Another manufactured epidemic…

12/19/2014, Long-Term Benzo Use Rampant in Older Patients

Long-term use — defined as filled prescriptions for supplies of at least 120 days — also rose with age.

That’s an awfully small amount of time to define as “long-term use.”  How silly does this look: Long-Term Insulin Use Rampant in Diabetics?  Is it only defined as long-term use if the drug is treating a mental condition, like anxiety?   (Or using opioids to treat a chronic pain condition?)

Olfson and colleagues suggested that, because of these factors, many older patients are effectively addicted to benzodiazepines and their physicians should seek to withdraw them.

“Effectively addicted”?  Is this a new term?  You’ll notice that this article never mentions what the problem is… As long as the medical industry can say “this patient is addicted,” then you’re automatically in need of some kind of treatment, but for what?  Just for the use of the drug? What were the adverse conditions happening in this patient population in regards to benzos?

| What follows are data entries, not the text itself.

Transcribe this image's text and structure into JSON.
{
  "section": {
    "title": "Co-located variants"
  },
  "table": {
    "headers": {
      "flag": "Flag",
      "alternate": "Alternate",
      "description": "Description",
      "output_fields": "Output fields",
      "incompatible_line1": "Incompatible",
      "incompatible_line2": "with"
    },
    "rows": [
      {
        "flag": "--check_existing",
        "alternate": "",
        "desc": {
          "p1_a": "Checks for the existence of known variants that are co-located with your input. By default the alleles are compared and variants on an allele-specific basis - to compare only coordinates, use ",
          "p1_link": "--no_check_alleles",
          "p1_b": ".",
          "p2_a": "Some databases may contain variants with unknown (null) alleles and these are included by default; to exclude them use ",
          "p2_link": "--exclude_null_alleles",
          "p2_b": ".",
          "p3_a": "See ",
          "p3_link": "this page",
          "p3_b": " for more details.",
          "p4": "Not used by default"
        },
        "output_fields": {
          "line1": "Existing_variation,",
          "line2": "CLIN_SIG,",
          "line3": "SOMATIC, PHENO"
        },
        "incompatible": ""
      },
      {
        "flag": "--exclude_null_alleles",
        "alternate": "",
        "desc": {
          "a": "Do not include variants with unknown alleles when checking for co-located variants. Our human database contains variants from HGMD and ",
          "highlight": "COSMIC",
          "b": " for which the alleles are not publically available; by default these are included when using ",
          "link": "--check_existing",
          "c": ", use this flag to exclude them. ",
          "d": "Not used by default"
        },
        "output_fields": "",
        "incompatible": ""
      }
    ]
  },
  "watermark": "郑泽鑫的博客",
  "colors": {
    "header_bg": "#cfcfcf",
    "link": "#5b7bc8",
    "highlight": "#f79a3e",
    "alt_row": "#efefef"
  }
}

“The next step is to consider them the same as other dangerous addictive substances and put them on a tight dispensation schedule using limited-duration prescriptions with no refills,” Moore and colleagues wrote. “Such barriers could help the public and prescribers think more about these risks before prescribing or using benzodiazepines.”

Okay, it’s time for the medical industry to come after benzos… Hey, benzos, the opioids say, “Welcome to the party!”

Olfson and colleagues asserted that most clinicians are aware of guidelines cautioning against long-term benzodiazepines in geriatric patients, but many don’t believe that it “poses a serious clinical threat.”

Okay, so there’s a serious clinical threat — that’s the case with almost every drug.  But where’s the information that says there’s an actual problem in older patients?